Kural olarak haksız eylem nedeni ile verilen zararlarda sorumluluk kusura dayanır. Kusur sorumluluğu için de Medeni Kanun’un 13. Maddesinde belirtilen ayırt etme gücünün varlığı gerekli ve yeterli koşuldur. Diğer yandan aynı Kanun’un 15. maddesi gereğince yasada gösterilen ayrık durumların varlığı durumunda ayırt etme gücü bulunmayanlar da haksız eylemleri nedeni ile verdikleri zararlardan sorumlu tutulabilirler. Bu ayrık durumlardan birisi de 818 sayılı Borçlar Kanunu’nun 54/1 maddesinde düzenlenmiş bulunan hak ve adalete dayalı nesnel (objektif) sorumluluktur.
Bu düzenleme ile hakime, geniş bir takdir yetkisi verilmiştir. Bu yetkinin, her olayı çevreleyen koşulların gözönünde bulundurularak kullanılması gerekir. Bu bağlamda, ayırt etme gücü bulunmayanın eyleminin doğurduğu özel tehlike; ayırt etme gücü bulunmamasına karşın, objektif ölçüler içinde ona yüklenilebilecek bir kusurun varlığı; ayırt etme gücü bulunmayanın, eylem sırasındaki öznel durumu ve zarar görene yönelik tutumu ile tarafların ekonomik varlıklarının gözönünde tutulması gerekir. Özellikle, haksız eylemde bulunanın sorumluluğunun onun yönünden rahatlıkla katlanılabilir; zarara uğrayan yönünden de hissedilebilir ölçüde ekonomik sonuçlar doğurması durumunda, ayırt etme gücü bulunmayanın sorumlu tutulması benimsenebilir.

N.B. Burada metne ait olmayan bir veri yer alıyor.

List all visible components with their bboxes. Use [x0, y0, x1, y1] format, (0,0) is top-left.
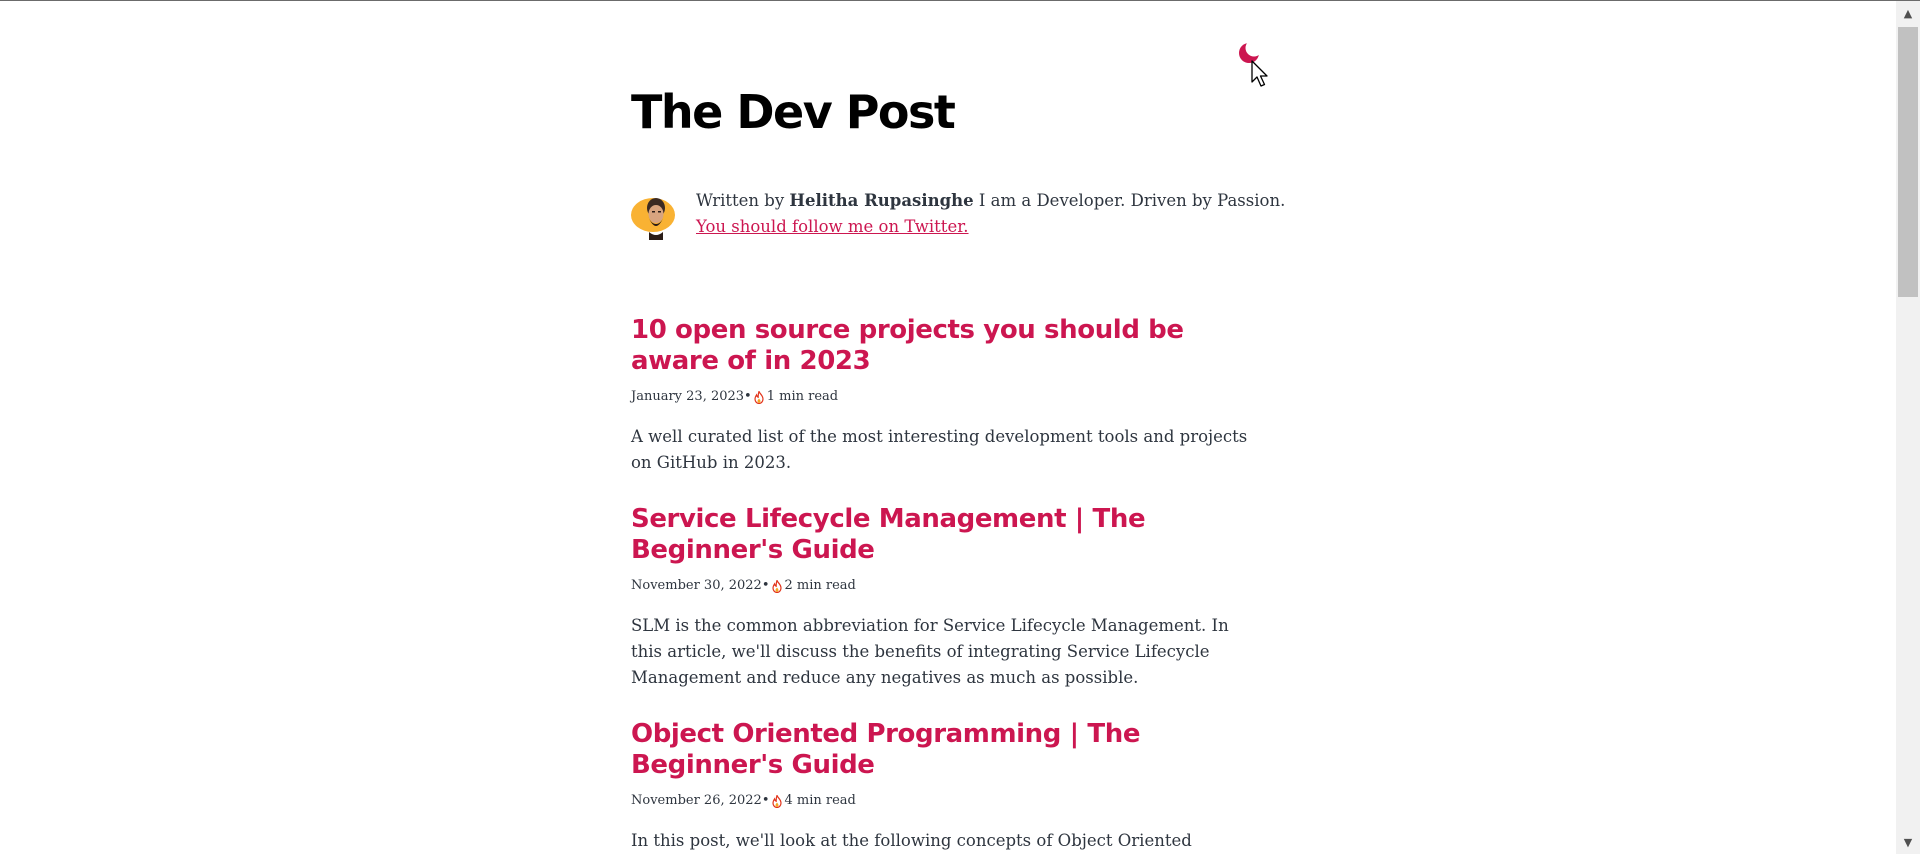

Şu durumda, mahkemece, hakkaniyet iktiza ediyor ise temyiz kudretini haiz olmayan kimseyi ika ettiği zararın tamamen yahut kısmen tazminine mahkum eder hükmü karşısında davalının kasten adam öldürme eylemi nedeniyle davacı kurumca yapılan ödeme nedeniyle hakkaniyet gereği verilen zararın tazmini ile sorumlu tutulması gerekirken yerinde olmayan gerekçe ile istemin tümden reddine karar verilmesi doğru değildir. Bu nedenle davacının istinaf başvurusunun reddine ilişkin Bölge Adliye Mahkemesi kararının kaldırılarak ilk derece mahkemesi kararının davacı yararına bozulması gerekmiştir.
SONUÇ: Yukarıda açıklanan nedenlerle; temyiz olunan Bölge Adliye Mahkemesi kararının HMK 373/1. maddesi gereğince KALDIRILMASINA ve İlk Derece Mahkemesi kararının HMK 371. maddesi uyarınca davacı yararına BOZULMASINA, bozma nedenine göre davalının temyiz itirazlarının şimdilik incelenmesine yer olmadığına, dosyanın İlk Derece Mahkemesine, kararın bir örneğinin de Bölge Adliye Mahkemesine GÖNDERİLMESİNE 25/04/2018 gününde oybirliğiyle karar verildi.